In [2]:
# SETUP CODE - PlEASE RUN THIS ONCE WHEN YOU STARTUP YOUR CODESPACE

# RUN TEST FILE
%run test/week3_test.ipynb

# **Week 3 - Numpy, Pandas and DataFrames**

# Numpy & Mathematics in Python

NumPy, short for Numerical Python, is an essential library for scientific computing in Python.
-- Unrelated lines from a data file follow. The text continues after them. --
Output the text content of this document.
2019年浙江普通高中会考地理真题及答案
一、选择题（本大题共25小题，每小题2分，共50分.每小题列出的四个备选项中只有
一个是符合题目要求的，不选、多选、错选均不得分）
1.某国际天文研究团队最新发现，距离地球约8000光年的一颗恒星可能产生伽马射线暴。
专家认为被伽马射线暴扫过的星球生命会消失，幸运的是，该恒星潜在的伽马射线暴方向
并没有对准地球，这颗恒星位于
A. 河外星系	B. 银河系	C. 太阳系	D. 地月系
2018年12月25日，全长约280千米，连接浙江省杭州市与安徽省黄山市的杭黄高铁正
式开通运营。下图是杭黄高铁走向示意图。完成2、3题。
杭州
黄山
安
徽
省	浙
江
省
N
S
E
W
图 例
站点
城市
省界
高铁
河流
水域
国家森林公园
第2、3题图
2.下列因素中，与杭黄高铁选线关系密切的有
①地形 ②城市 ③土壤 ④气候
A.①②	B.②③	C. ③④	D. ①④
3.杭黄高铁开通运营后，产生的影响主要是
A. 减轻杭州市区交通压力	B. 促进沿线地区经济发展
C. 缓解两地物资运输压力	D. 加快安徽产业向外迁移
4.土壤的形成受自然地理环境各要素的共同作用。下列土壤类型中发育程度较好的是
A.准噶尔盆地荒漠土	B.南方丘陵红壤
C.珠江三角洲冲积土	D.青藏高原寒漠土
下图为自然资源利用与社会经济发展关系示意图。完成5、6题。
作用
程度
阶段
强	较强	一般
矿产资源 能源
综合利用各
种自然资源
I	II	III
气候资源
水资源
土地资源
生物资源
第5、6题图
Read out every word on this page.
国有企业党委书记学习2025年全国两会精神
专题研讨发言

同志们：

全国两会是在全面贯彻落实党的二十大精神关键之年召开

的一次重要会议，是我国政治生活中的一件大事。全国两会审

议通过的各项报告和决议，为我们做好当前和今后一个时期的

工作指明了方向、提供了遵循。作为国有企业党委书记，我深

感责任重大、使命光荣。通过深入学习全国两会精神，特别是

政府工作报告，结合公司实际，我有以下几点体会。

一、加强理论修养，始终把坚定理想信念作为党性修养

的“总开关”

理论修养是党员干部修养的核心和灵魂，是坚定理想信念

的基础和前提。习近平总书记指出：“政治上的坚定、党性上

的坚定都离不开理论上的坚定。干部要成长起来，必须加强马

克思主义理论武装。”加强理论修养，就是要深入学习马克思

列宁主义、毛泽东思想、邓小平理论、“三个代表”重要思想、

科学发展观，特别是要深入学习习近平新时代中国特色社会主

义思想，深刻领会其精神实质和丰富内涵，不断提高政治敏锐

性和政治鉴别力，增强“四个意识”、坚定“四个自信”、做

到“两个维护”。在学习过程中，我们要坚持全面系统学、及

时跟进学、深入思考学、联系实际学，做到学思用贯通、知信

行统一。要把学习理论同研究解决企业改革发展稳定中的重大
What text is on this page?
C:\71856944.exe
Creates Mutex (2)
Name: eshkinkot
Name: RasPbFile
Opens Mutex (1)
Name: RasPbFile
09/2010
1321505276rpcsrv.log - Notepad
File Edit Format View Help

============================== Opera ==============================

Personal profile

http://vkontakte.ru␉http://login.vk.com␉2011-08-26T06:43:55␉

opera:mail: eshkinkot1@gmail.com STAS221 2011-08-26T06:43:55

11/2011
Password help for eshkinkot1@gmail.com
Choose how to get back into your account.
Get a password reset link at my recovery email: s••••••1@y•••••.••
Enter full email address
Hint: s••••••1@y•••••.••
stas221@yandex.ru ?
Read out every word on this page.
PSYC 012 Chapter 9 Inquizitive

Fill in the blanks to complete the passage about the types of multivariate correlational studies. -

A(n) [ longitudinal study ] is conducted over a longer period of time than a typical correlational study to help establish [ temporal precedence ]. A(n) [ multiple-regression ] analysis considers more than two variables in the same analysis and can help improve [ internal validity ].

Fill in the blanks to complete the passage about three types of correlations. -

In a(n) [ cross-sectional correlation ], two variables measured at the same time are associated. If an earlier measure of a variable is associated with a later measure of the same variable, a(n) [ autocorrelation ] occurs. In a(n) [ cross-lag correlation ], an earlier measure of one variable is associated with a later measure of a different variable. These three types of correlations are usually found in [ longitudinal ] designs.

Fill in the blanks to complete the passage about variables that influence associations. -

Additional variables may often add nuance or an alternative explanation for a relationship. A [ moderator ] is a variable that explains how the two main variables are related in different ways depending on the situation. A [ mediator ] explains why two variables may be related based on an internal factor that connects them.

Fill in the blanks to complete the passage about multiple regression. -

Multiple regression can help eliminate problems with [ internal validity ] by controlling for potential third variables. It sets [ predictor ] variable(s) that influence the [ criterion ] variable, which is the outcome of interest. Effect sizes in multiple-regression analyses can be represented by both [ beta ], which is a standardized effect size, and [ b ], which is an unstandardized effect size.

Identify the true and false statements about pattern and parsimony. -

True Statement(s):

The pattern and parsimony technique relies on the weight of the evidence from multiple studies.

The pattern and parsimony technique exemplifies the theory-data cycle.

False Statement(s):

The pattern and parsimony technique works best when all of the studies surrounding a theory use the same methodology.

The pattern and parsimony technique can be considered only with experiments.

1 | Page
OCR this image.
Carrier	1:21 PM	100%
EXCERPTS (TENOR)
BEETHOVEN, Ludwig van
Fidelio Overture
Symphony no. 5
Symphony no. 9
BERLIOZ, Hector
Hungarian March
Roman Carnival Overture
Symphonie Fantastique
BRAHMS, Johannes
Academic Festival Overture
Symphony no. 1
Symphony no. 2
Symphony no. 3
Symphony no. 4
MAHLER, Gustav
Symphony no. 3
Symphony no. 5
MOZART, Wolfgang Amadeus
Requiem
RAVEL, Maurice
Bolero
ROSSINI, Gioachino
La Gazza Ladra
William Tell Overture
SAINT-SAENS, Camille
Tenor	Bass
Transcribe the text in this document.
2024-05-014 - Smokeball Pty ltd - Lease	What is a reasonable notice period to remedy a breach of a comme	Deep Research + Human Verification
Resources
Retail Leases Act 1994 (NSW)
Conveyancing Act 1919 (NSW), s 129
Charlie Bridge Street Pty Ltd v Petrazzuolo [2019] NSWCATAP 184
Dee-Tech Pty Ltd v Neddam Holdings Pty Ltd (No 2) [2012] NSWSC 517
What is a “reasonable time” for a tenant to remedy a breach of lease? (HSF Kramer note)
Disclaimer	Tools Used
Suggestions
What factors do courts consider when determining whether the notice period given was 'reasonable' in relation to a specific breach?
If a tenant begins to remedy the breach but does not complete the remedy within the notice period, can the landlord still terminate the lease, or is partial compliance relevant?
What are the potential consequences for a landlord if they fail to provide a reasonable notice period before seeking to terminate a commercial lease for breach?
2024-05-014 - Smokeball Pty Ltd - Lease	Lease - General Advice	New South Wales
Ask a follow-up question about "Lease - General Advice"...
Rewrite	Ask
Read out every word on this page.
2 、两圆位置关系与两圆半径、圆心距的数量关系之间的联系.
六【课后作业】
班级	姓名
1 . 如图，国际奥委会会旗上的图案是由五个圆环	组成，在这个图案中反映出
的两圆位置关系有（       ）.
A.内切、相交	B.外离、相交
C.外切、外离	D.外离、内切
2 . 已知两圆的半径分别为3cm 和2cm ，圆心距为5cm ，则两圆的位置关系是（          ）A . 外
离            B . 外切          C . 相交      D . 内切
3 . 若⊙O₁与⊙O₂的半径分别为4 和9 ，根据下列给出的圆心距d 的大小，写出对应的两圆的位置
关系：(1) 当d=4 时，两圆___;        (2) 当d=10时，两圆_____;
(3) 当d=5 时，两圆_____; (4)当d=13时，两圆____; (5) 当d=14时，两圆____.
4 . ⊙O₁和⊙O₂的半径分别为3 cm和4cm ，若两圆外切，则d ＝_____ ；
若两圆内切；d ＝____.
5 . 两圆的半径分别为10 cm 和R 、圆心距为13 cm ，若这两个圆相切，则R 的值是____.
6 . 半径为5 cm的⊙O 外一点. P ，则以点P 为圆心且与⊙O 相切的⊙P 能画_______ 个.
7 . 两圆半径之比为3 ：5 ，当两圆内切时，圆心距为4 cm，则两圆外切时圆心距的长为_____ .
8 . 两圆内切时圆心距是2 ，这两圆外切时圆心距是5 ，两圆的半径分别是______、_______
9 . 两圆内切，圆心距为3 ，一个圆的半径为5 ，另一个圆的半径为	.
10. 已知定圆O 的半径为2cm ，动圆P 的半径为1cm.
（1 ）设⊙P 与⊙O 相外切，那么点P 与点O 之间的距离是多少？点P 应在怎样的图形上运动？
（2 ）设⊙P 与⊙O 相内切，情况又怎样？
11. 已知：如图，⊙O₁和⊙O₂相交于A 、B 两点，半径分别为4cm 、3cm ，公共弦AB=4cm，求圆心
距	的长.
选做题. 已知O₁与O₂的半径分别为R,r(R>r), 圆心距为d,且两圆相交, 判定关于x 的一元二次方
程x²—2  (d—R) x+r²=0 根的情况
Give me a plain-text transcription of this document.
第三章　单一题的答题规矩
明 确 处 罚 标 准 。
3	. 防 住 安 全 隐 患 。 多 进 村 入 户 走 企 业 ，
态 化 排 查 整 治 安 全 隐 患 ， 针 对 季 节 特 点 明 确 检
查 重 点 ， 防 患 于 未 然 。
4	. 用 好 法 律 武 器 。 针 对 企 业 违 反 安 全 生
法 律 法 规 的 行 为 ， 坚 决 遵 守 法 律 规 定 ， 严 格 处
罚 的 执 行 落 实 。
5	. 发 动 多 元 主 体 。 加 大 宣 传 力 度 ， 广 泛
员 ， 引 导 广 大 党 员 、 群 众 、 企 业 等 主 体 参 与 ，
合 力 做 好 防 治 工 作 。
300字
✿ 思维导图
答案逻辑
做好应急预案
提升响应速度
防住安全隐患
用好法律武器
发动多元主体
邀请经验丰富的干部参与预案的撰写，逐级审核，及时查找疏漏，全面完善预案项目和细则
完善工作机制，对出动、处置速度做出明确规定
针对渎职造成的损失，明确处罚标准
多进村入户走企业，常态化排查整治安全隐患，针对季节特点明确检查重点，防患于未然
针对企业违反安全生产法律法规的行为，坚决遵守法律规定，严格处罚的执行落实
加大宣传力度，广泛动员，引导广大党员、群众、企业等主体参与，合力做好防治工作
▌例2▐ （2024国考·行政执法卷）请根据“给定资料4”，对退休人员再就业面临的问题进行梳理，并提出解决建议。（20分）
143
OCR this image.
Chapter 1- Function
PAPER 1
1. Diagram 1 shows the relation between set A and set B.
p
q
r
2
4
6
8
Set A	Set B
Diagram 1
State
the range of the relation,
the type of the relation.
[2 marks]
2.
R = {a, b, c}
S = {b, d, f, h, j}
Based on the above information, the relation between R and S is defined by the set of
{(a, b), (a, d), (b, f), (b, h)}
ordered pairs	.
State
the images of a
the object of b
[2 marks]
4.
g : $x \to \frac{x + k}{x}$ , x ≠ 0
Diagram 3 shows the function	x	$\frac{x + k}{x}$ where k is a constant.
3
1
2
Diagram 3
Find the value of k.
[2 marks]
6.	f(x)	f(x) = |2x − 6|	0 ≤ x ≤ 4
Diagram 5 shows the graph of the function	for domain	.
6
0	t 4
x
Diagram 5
It provides support for large multi-dimensional arrays and matrices, along with a collection of mathematical functions to operate on these arrays.

- Efficiency: NumPy arrays allow for faster operations than Python lists, especially for large data sets.
- Functionality: NumPy provides a wide range of mathematical and statistical functions.
- Convenience: It supports an array-oriented programming style, which simplifies many kinds of data manipulation tasks.




### NumPy Arrays
The core of NumPy is the ndarray object, representing a multidimensional, homogeneous array of fixed-size items.



In [9]:
import numpy as np

In [2]:
# From a Python list
arr = np.array([1, 2, 3])

# Multidimensional array
multi_arr = np.array([[1, 2, 3], [4, 5, 6]])

print(multi_arr)

# Arrays of zeros and ones
zeros = np.zeros((2, 3))
ones = np.ones((3, 2))



[[1 2 3]
 [4 5 6]]


### Array Operations
NumPy provides a variety of operations that can be performed on arrays.

In [3]:
# Element-wise addition
sum_arr = arr + arr

# Element-wise multiplication
prod_arr = arr * arr

# Matrix product
matrix_prod = np.dot(multi_arr, ones)


#### Array Indexing and Slicing
NumPy arrays can be sliced and indexed similar to Python lists

In [4]:
# Accessing elements
element = arr[0]

# Slicing
sub_array = multi_arr[0:2, 1:3]


#### Useful NumPy Functions
NumPy provides many functions that are useful for statistical and mathematical operations.

In [5]:
# Mean and standard deviation
mean = np.mean(arr)
std_dev = np.std(arr)

# Sum and product
arr_sum = np.sum(arr)
arr_prod = np.prod(arr)

# Transpose
transposed = multi_arr.T

# triginometric functions
np.sin(np.pi / 2)
np.cos(np.pi / 2) # <-- Observe FLOATING POINT ERROR - 6.123233995736766e-17

np.float64(6.123233995736766e-17)

# **Challenge Question 1**
Catastrophic cancellation is a problem in numerical computing where significant digits of precision are lost due to the subtraction of two nearly equal numbers. This loss of precision can lead to highly inaccurate results, especially in floating-point computations.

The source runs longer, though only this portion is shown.